The US Should Not Destroy its Smallpox Stock


In July this year, some employees at the National Institute for Health (NIH) in Bethesda Maryland came across something startling when they were cleaning out an old storeroom.  They found a half-dozen vials of variola, also known as the smallpox virus, from the 1950s.  Smallpox is one of the deadliest and most infectious diseases on the planet.  These samples were sent to the CDC (Center for Disease Control) in Atlanta to be tested, and as it turns out, they were indeed active.  That’s a little disturbing.  After being confirmed active, the samples were destroyed in the presence of WHO (World Health Organization) officials.  Sounds like there are some trust issues.

But who can blame them for not trusting us?  After all, the CDC has maintained a large cache of variola samples against the WHO recommendation.  These two organizations are on opposite sides of a decades long debate that has just been reignited -- Should all known samples of smallpox be destroyed or not?
The United States should not destroy its stock of variola, the viral pathogen that causes smallpox, but maybe not for the reasons you think.
Those on one side of the fence argue that the risk associated with maintaining the deadly virus is greater than the potential benefits from it.  Accidents pose the primary risk, though theft and weaponization are a concern, albeit farfetched given the security levels at the CDC and at the Russian State Research Center for Virology and Biotechnology in Koltsovo, where the only other known stock is.  That argument will always be there, unless we make it a common practice to vaccinate populations against smallpox again, but that seems unlikely.  

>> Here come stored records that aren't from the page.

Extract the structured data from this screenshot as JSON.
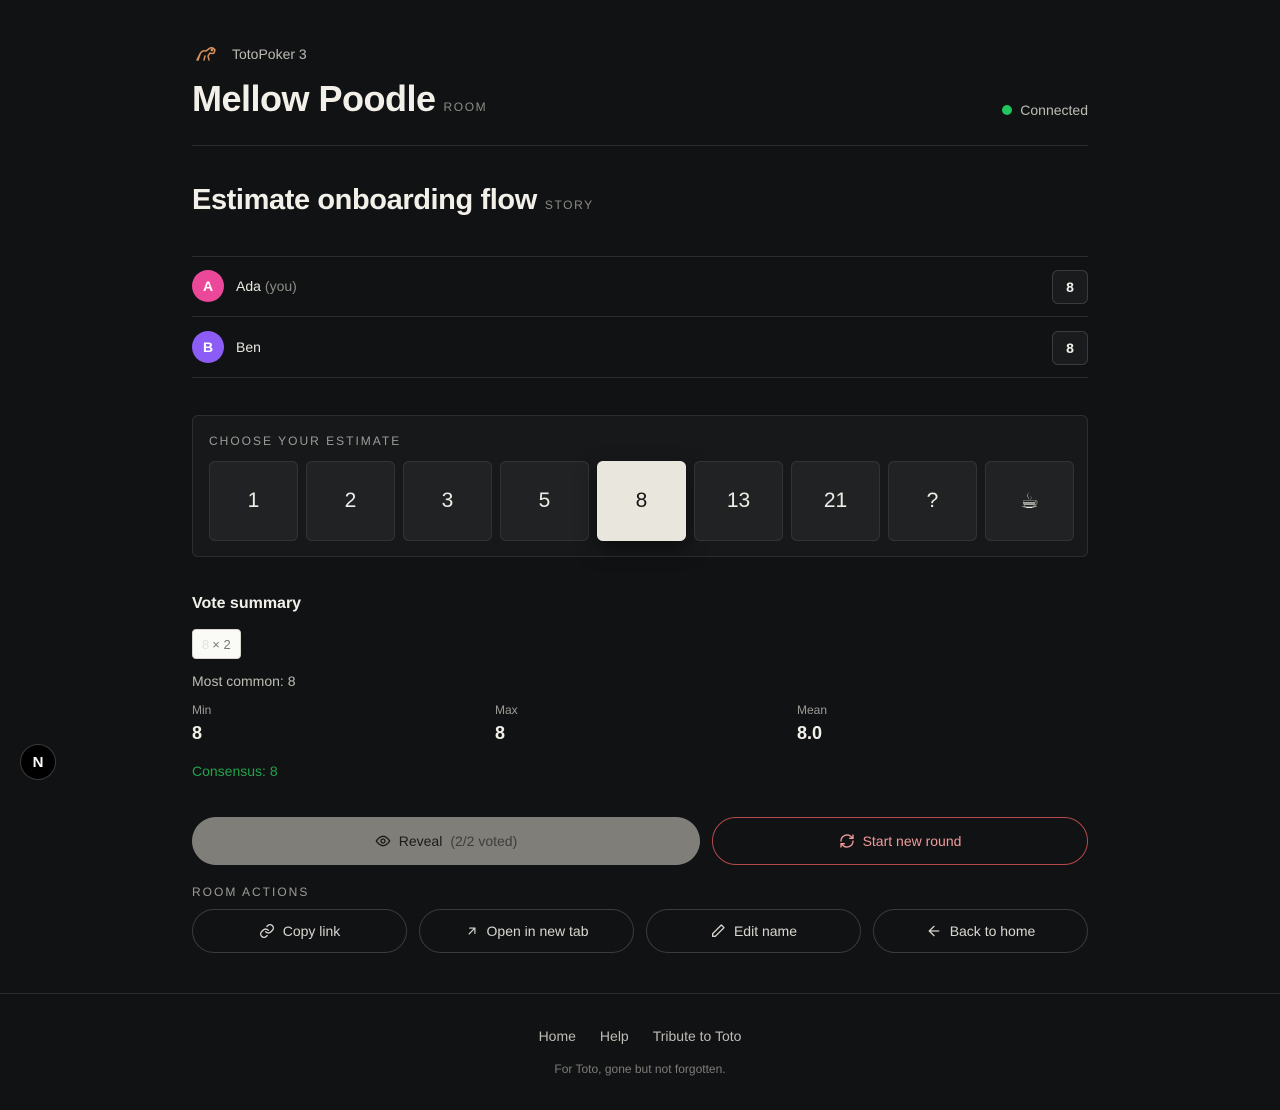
{
  "brand": {
    "name": "TotoPoker 3",
    "logo_icon": "dog-icon",
    "logo_color": "#d9905a"
  },
  "room": {
    "name": "Mellow Poodle",
    "tag": "ROOM"
  },
  "connection": {
    "status": "Connected",
    "color": "#22c55e"
  },
  "story": {
    "title": "Estimate onboarding flow",
    "tag": "STORY"
  },
  "players": [
    {
      "initial": "A",
      "name": "Ada",
      "suffix": "(you)",
      "vote": "8",
      "color": "#ec4899"
    },
    {
      "initial": "B",
      "name": "Ben",
      "suffix": "",
      "vote": "8",
      "color": "#8b5cf6"
    }
  ],
  "estimate": {
    "label": "CHOOSE YOUR ESTIMATE",
    "cards": [
      "1",
      "2",
      "3",
      "5",
      "8",
      "13",
      "21",
      "?",
      "☕"
    ],
    "selected": "8"
  },
  "summary": {
    "title": "Vote summary",
    "chip_value": "8",
    "chip_count": "× 2",
    "most_common": "Most common: 8",
    "min_label": "Min",
    "min_value": "8",
    "max_label": "Max",
    "max_value": "8",
    "mean_label": "Mean",
    "mean_value": "8.0",
    "consensus": "Consensus: 8"
  },
  "buttons": {
    "reveal": "Reveal",
    "reveal_count": "(2/2 voted)",
    "new_round": "Start new round"
  },
  "room_actions": {
    "label": "ROOM ACTIONS",
    "copy_link": "Copy link",
    "open_tab": "Open in new tab",
    "edit_name": "Edit name",
    "back_home": "Back to home"
  },
  "footer": {
    "links": [
      "Home",
      "Help",
      "Tribute to Toto"
    ],
    "note": "For Toto, gone but not forgotten."
  },
  "dev_badge": "N"
}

Unfortunately, destroying the two remaining known stocks of variola is not the same as destroying all remaining variola, just as the rediscovery of those long forgotten vials at the NIH iterates.  The security provided by destroying them is only psychological.  There are undoubtedly other samples out there, and they are likely to be held at less secure locations and discovered by clumsier and more nefarious individuals than those roaming the halls of the NIH.  Additionally, it could always pop up in nature (you know, like it did in the first place) either in the same form or a different strain from the same, still-existent progenitors of variola.  
What’s even less comforting is that it has a carrier that will never die; the Internet.  The genome of smallpox (and many other deadly pathogens like the 1918 flu and poliovirus) is freely available in online public databases.  A quick web search shows that The Guardian was able to obtain a strain of it through mail order.  If you’re willing to pay a small rush fee, there’s still time to order your favorite uncle a stocking-stuffer for Christmas!  If a bad guy really wants to get his mitts on a smallpox virus, he doesn’t have to break into the CDC, he can do it from a public login at his local library.

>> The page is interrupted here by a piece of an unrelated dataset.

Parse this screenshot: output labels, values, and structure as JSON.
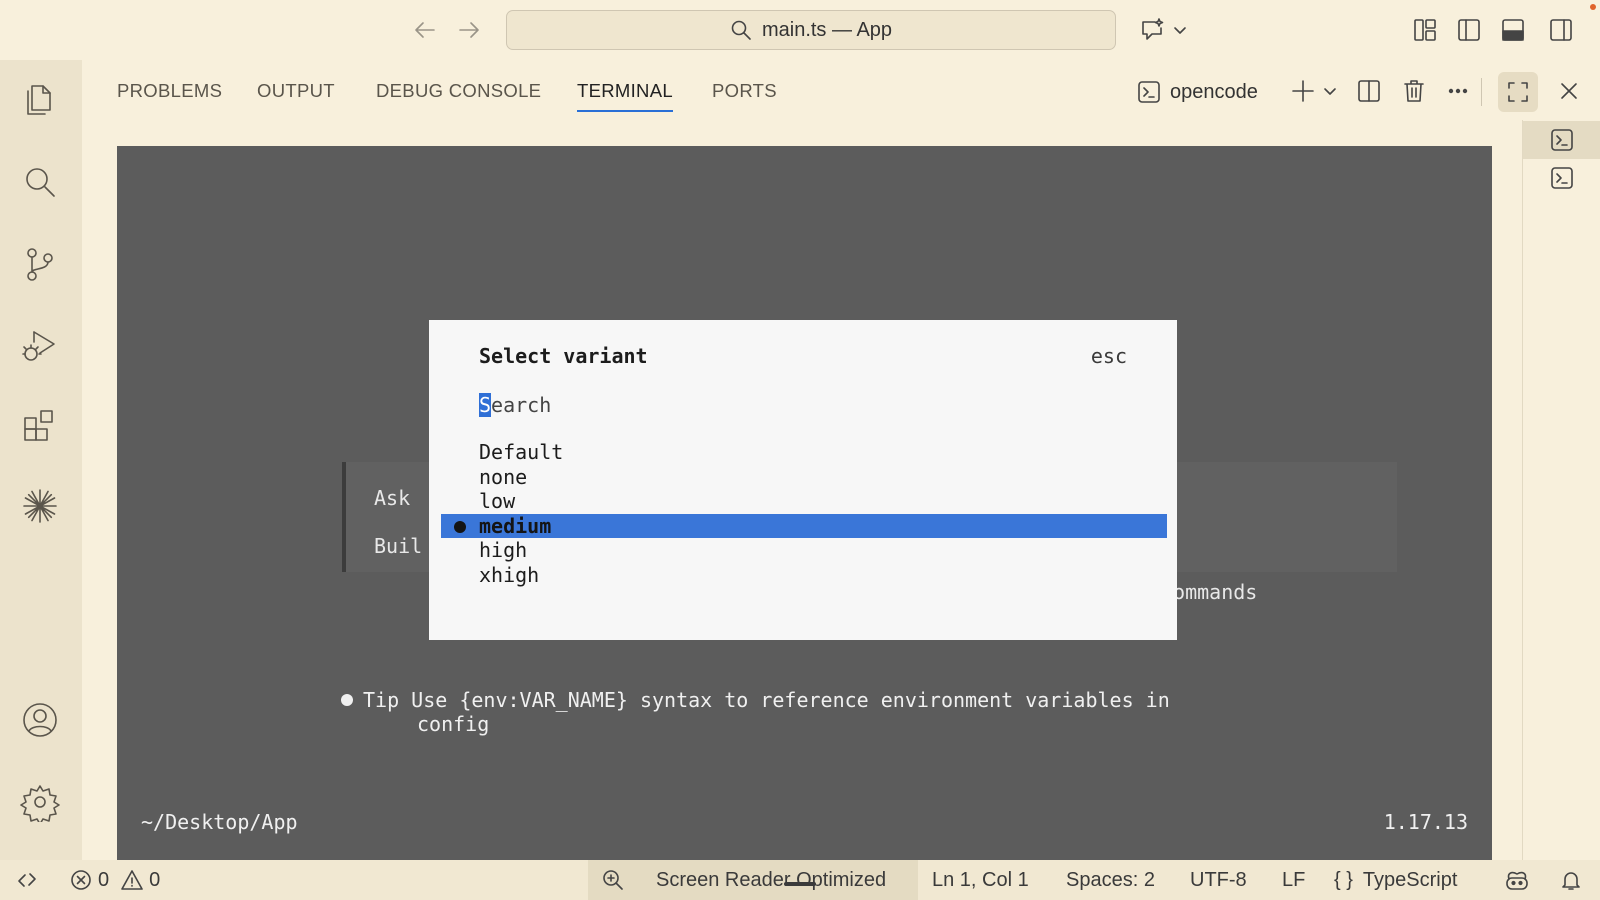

Now that the myth of security has been debunked, it’s time to look at the benefits the variola stocks can provide.  While it’s true that the samples are not necessary for making small-scale amounts of vaccines, they are still hugely valuable in studying the mutation and evolution of viruses and in techniques for developing new vaccines.  For example, the virological study of smallpox identified a genetic mutation found in some people that gave them a marked resistance to smallpox coincidently also gave them nearly complete immunity from HIV.  

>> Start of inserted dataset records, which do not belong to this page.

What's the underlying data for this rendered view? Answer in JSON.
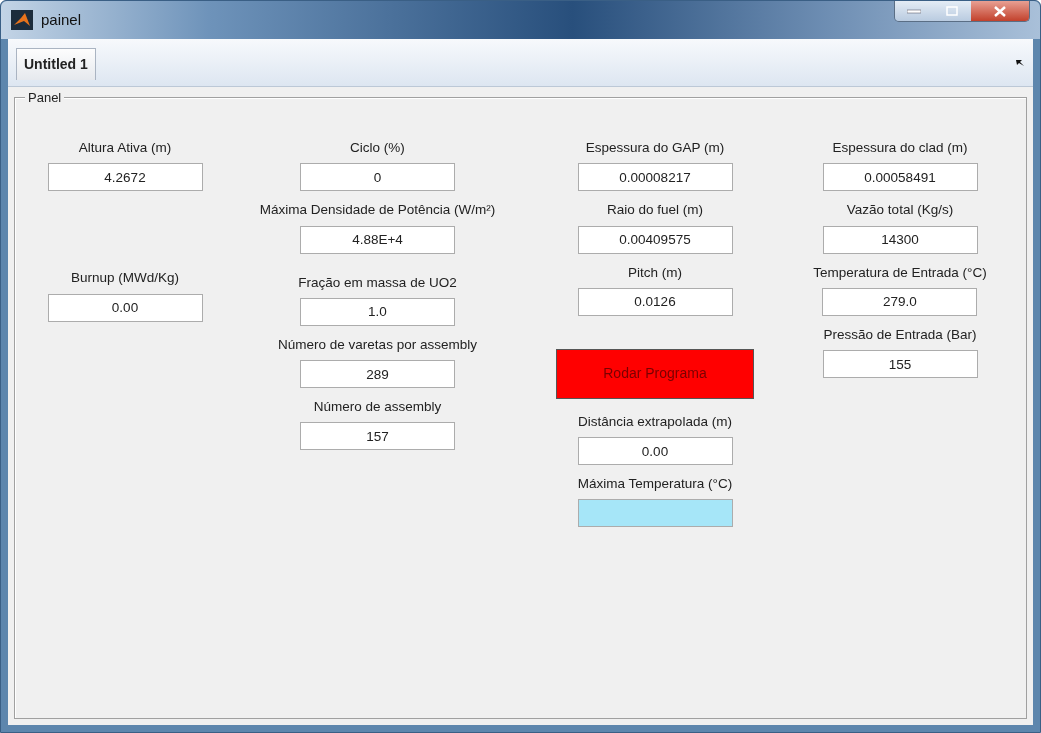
{
  "window": {
    "title": "painel"
  },
  "tabs": [
    {
      "label": "Untitled 1"
    }
  ],
  "panel": {
    "title": "Panel",
    "columns": [
      {
        "items": [
          {
            "kind": "field",
            "label": "Altura Ativa (m)",
            "value": "4.2672"
          },
          {
            "kind": "field",
            "label": "Burnup (MWd/Kg)",
            "value": "0.00"
          }
        ]
      },
      {
        "items": [
          {
            "kind": "field",
            "label": "Ciclo (%)",
            "value": "0"
          },
          {
            "kind": "field",
            "label": "Máxima Densidade de Potência (W/m²)",
            "value": "4.88E+4"
          },
          {
            "kind": "field",
            "label": "Fração em massa de UO2",
            "value": "1.0"
          },
          {
            "kind": "field",
            "label": "Número de varetas por assembly",
            "value": "289"
          },
          {
            "kind": "field",
            "label": "Número de assembly",
            "value": "157"
          }
        ]
      },
      {
        "items": [
          {
            "kind": "field",
            "label": "Espessura do GAP (m)",
            "value": "0.00008217"
          },
          {
            "kind": "field",
            "label": "Raio do fuel (m)",
            "value": "0.00409575"
          },
          {
            "kind": "field",
            "label": "Pitch (m)",
            "value": "0.0126"
          },
          {
            "kind": "button",
            "label": "Rodar Programa"
          },
          {
            "kind": "field",
            "label": "Distância extrapolada (m)",
            "value": "0.00"
          },
          {
            "kind": "readout",
            "label": "Máxima Temperatura (°C)"
          }
        ]
      },
      {
        "items": [
          {
            "kind": "field",
            "label": "Espessura do clad (m)",
            "value": "0.00058491"
          },
          {
            "kind": "field",
            "label": "Vazão total (Kg/s)",
            "value": "14300"
          },
          {
            "kind": "field",
            "label": "Temperatura de Entrada (°C)",
            "value": "279.0"
          },
          {
            "kind": "field",
            "label": "Pressão de Entrada (Bar)",
            "value": "155"
          }
        ]
      }
    ]
  }
}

smallpox virusIronically the appearance HIV is the biggest development in the realm of infectious disease since the eradication of smallpox.  The irony would turn tragic if destroying the smallpox specimens cut off life-saving developments.  But the virus is not limited to helping with HIV studies, it is one of the most well followed virus strains, which allows us to gain better insights about innumerable diseases, both infectious and autoimmune.  Given the minute risks posed by housing the smallpox virus at a careful and secure facility like the CDC, it would be reckless and foolish to cut off all future benefits by destroying them.